Après la crise de 2008, le Crédit agricole évolue désormais dans un contexte empreint de plus de sérénité. Jean Pierre Morvan, qui présidait mercredi 23 mars sa dernière assemblée générale de la caisse régionale de crédit agricole (voir hors texte), estime que « le département a plutôt mieux résisté à la crise. Notre économie s’appuie essentiellement sur l’agriculture, l’agro-alimentaire et le secteur tertiaire. Des secteurs moins soumis aux à-coups ».
Au terme de l’exercice, le produit net bancaire (équivalent au chiffre d’affaires) est de 227,9 millions d’euros (+2,8%) avec un résultat net de 61,6 millions d’euros, en légère progression par rapport à l’exercice 2009. L’impôt sur les sociétés s’est élevé à 27 millions d’euros. « Ce qui fait sans doute de la banque, le 1er contribuable du département », souligne Jean-Pierre Morvan.

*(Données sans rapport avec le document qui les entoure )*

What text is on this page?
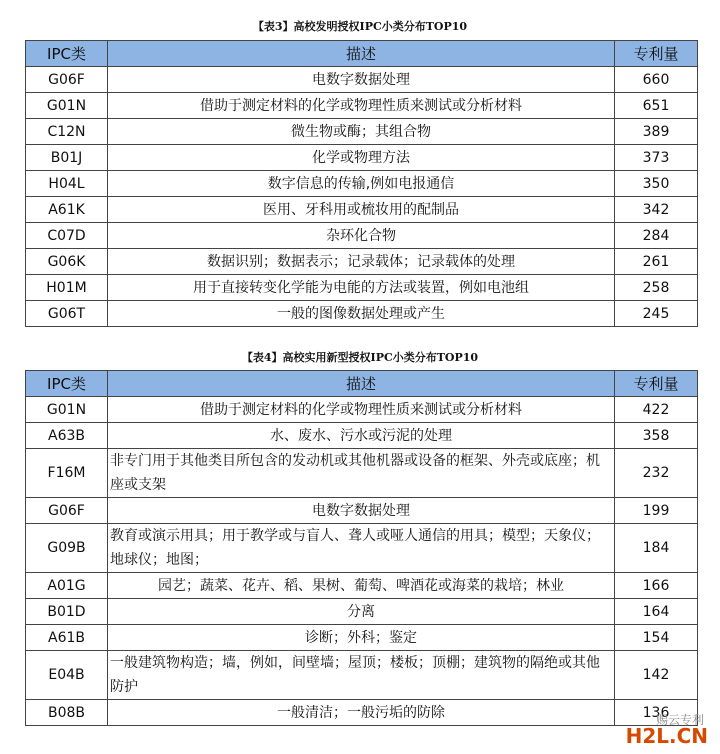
【表3】高校发明授权IPC小类分布TOP10
IPC类	描述	专利量
G06F	电数字数据处理	660
G01N	借助于测定材料的化学或物理性质来测试或分析材料	651
C12N	微生物或酶；其组合物	389
B01J	化学或物理方法	373
H04L	数字信息的传输,例如电报通信	350
A61K	医用、牙科用或梳妆用的配制品	342
C07D	杂环化合物	284
G06K	数据识别；数据表示；记录载体；记录载体的处理	261
H01M	用于直接转变化学能为电能的方法或装置，例如电池组	258
G06T	一般的图像数据处理或产生	245
【表4】高校实用新型授权IPC小类分布TOP10
IPC类	描述	专利量
G01N	借助于测定材料的化学或物理性质来测试或分析材料	422
A63B	水、废水、污水或污泥的处理	358
F16M	非专门用于其他类目所包含的发动机或其他机器或设备的框架、外壳或底座；机座或支架	232
G06F	电数字数据处理	199
G09B	教育或演示用具；用于教学或与盲人、聋人或哑人通信的用具；模型；天象仪；地球仪；地图；	184
A01G	园艺；蔬菜、花卉、稻、果树、葡萄、啤酒花或海菜的栽培；林业	166
B01D	分离	164
A61B	诊断；外科；鉴定	154
E04B	一般建筑物构造；墙，例如，间壁墙；屋顶；楼板；顶棚；建筑物的隔绝或其他防护	142
B08B	一般清洁；一般污垢的防除	136
赐云专利
H2L.CN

Collecte et crédits progressent
Les chiffres 2010 illustrent effectivement cette reprise. L’encours de collecte dépasse les 9 milliards d’euros et progresse de 5,25 %. Une évolution sensible dans les dépôts à vue, la collecte monétaire ou encore l’assurance vie. Les épargnants se montrent plus prudents envers le secteur boursier. De même l’encours de crédit augmente de 3,7 % pour approcher les 6 milliards d’euros. Les réalisations sont portées par le marché de l’habitat et la reprise des transactions immobilières. Progression également du crédit à la consommation et des encours professionnels (+15,5 %). Les investissements agricoles restant toutefois un peu en retrait.
Malgré ces motifs de satisfaction, les responsables de la banque n’en oublient cependant pas les sociétaires confrontés à des difficultés. Parmi ceux-ci, un certain nombre d’éleveurs de porcs. Une centaine préoccupe particulièrement. Jean-Yves Carillet, directeur général depuis septembre précise. « Nous étudions les différentes solutions possibles. Pour quelques-uns l’arrêt d’activité et la reconversion sont envisagés ; pour d’autres une évolution dans le métier est étudiée ». Il craint encore pour les mois à venir, à défaut d’un meilleur équilibre entre les coûts de production (prix des matières premières) et le prix de vente. « Les répercussions seront alors plus marquées ».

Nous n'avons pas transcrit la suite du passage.